Книга: Снежная роза
Назад: Глава двадцать первая
Дальше: Глава двадцать третья

Глава двадцать вторая

Моя жизнь разворачивается под сомкнутыми веками, как будто сознание отказывается мириться с решением, которое я приняла: погрузиться в забытье. Более суток я не открывала глаз, лежа в постели. Мне помогали мочиться и пытались напоить горячим бульоном, просовывая ложку между губами. Я не хочу есть. Я не хочу функционировать. Я просто хочу положить всему конец. Однако мое сознание отказывается подчиниться. Оно продолжает воспроизводить эпизоды из моей жизни, как будто все они хранятся на дисках и проиграть их так же просто, как любимый комедийный сериал. Я вижу себя такой, как была. Я в одежде, которую надеваю после работы, – в джинсах и свободной рубашке, перемешиваю что-то – ризотто? – в голубой кастрюле на нашей кухне. Лицо вытянутое, губы крепко сжаты, и я жду Рори, который должен откуда-то прийти. Хедер и… другой… тот, кого я не могу себе представить… сейчас у Каз. Она знает, что произошло нечто очень важное, но я пока не могу заставить себя ей рассказать. Впервые с тех пор, как мы подружились, я ничего ей не рассказала.
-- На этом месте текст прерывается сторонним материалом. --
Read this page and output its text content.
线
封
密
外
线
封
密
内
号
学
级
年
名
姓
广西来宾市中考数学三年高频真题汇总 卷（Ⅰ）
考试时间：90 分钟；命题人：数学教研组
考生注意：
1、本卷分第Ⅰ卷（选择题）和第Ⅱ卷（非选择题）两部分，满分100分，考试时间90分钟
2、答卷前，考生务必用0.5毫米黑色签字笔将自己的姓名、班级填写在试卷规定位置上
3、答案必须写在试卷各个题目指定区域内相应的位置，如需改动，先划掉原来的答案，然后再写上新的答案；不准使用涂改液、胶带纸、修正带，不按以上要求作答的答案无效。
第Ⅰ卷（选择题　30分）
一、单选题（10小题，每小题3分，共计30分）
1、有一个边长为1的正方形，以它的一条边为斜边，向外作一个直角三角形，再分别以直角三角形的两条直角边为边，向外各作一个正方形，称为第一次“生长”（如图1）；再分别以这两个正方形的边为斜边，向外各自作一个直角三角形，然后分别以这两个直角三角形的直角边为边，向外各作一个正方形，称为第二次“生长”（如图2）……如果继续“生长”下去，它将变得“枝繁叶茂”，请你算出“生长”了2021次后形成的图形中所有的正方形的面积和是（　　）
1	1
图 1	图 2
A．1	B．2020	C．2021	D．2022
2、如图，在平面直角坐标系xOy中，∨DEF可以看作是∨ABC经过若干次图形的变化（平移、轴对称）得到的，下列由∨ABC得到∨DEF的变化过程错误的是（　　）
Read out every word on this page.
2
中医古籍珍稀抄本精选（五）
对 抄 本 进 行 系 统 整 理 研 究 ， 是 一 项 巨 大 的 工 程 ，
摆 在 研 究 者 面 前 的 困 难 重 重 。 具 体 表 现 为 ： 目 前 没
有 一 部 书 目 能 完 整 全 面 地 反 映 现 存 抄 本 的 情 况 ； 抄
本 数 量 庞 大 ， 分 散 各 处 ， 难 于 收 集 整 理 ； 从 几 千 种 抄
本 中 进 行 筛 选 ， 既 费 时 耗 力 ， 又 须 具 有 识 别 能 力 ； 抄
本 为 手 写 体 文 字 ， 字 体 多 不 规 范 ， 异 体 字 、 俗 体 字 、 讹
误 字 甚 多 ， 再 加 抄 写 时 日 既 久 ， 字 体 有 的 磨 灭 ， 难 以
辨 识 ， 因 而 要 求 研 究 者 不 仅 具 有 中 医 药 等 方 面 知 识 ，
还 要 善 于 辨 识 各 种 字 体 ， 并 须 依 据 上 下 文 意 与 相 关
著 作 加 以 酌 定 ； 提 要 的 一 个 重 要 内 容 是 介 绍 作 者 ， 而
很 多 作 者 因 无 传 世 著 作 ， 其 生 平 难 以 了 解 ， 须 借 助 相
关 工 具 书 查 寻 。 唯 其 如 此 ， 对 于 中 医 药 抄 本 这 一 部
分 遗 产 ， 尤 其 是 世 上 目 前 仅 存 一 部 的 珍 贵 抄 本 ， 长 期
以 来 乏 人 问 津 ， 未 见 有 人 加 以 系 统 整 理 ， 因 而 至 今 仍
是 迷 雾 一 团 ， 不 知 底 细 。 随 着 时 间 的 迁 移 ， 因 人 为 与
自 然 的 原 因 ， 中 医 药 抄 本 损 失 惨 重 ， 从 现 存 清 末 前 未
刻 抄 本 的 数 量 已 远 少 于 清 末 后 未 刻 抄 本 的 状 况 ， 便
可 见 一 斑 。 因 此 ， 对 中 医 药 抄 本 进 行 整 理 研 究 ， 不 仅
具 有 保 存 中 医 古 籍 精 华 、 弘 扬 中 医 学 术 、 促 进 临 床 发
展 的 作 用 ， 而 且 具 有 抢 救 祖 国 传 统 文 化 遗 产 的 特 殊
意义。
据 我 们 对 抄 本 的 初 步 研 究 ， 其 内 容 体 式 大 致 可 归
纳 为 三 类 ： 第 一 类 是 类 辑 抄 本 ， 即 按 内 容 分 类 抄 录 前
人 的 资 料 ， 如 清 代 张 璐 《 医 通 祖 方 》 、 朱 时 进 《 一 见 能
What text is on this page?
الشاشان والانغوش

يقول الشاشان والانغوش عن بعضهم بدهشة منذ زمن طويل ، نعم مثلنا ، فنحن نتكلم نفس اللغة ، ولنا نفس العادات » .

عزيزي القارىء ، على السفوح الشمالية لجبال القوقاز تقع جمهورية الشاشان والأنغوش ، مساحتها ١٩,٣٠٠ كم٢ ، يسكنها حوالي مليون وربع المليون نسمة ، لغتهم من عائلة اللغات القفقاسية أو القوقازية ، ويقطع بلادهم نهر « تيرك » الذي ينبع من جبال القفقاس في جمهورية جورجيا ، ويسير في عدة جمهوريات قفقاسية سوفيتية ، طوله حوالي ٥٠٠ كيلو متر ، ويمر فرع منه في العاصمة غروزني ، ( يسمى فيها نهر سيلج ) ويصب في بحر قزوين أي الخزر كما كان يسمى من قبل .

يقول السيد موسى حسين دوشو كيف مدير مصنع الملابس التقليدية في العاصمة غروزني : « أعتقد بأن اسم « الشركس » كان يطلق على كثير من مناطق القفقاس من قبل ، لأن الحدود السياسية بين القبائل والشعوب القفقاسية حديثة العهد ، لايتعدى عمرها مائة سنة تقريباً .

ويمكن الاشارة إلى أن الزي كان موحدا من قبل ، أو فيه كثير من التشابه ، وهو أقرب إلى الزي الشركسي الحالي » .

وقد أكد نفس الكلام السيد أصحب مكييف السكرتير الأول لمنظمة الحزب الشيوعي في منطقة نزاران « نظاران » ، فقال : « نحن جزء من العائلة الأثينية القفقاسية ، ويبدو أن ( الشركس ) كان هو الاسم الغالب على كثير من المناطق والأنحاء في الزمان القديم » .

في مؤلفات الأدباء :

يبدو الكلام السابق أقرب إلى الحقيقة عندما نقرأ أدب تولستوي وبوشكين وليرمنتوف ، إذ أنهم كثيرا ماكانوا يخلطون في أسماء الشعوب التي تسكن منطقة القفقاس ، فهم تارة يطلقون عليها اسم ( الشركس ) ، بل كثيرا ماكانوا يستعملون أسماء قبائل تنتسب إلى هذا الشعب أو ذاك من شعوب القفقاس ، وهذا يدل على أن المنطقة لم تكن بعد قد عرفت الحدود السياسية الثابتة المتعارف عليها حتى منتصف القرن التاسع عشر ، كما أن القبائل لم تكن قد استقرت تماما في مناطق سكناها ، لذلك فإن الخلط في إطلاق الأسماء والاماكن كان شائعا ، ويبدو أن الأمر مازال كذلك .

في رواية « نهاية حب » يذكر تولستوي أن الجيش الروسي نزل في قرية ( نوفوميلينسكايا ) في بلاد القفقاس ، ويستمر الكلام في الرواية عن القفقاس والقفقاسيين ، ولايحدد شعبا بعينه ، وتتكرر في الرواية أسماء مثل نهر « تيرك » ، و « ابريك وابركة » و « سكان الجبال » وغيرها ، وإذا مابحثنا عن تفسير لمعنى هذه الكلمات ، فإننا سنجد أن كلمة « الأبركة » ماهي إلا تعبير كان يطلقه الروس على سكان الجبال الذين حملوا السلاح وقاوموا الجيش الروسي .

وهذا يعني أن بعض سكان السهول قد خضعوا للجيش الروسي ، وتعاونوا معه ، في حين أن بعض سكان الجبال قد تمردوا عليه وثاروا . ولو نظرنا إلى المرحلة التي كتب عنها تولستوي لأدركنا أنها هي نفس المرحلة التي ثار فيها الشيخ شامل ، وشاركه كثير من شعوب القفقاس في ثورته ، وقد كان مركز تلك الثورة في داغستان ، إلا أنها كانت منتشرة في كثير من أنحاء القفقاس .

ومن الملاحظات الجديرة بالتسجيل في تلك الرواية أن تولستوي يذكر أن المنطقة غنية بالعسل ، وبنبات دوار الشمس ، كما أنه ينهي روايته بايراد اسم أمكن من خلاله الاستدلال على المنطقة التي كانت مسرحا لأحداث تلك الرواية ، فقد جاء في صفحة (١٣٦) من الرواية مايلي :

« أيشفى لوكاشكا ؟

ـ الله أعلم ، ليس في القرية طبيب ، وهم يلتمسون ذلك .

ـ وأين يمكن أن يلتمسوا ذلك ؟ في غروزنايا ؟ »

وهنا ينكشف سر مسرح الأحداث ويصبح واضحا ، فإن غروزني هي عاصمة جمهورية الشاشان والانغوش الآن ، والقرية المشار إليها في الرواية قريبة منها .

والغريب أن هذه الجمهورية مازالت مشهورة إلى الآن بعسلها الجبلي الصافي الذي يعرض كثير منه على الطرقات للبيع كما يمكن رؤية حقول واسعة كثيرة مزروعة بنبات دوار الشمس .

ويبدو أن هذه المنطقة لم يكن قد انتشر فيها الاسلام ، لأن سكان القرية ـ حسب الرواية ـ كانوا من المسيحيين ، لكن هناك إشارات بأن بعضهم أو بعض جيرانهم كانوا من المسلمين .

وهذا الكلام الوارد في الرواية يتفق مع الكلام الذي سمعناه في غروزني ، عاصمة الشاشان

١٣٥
Хлопает входная дверь, и меня подташнивает от нервного ожидания. Я попыталась составить план, но это оказалось невозможным. Любая следующая реплика, любая фраза будет зависеть от реакции Рори.

– Привет! – кричит он из прихожей. Я слышу звяканье ключей, когда он кладет их на столик. – Я дома!

– Я на кухне, – без особой необходимости отвечаю я. Я всегда тут, когда он приходит домой, а остальные крутятся возле меня. Хедер частенько смотрит телевизор или играет, а тот другой обычно сидит за кухонным столом и делает домашнее задание.

Кто же этот другой? Это кто-то, кого я хорошо знаюноон не попадает в кадр.

Рори входит в кухню, ослабляя узел галстука.

– А где дети? – спрашивает он, оглядываясь по сторонам.

– У Каз.

– Гм. – Он выглядит удивленным. Направляясь к буфету за стаканом, чтобы выпить воды, он замечает: – Не знал, что сегодня вечером их не будет.

– Это я так устроила. Думаю, нам надо поговорить.

Он кажется веселым и беспечным:

– Гм. Хорошо. О чем-то конкретном?

Он наливает в стакан воду из-под крана и направляется к кухонному столу, глядя на меня. Образец невинности. Если бы я не знала, то ничего бы не заподозрила.

Я снимаю ризотто с плиты, очень аккуратно откладываю ложку в сторону и сажусь напротив него.

– Как сегодня на работе?

Он беззаботно пожимает плечами:

– Да знаешь, как всегда.

– Энди был?

– Э… да. Как обычно.

– Хм. – Я киваю. – А как поживает Салли?

– Прекрасно.

– А Стюарт? Он был сегодня?

– Да, конечно.

– Хорошо. – Я гляжу на него, надеясь, что мои расспросы послужат предупреждением о том, что, вероятно, что-то не в порядке. – А если я тебе скажу, что Стюарта сегодня на работе не было? Джил мне позвонила и сказала, что он заболел и сидит дома.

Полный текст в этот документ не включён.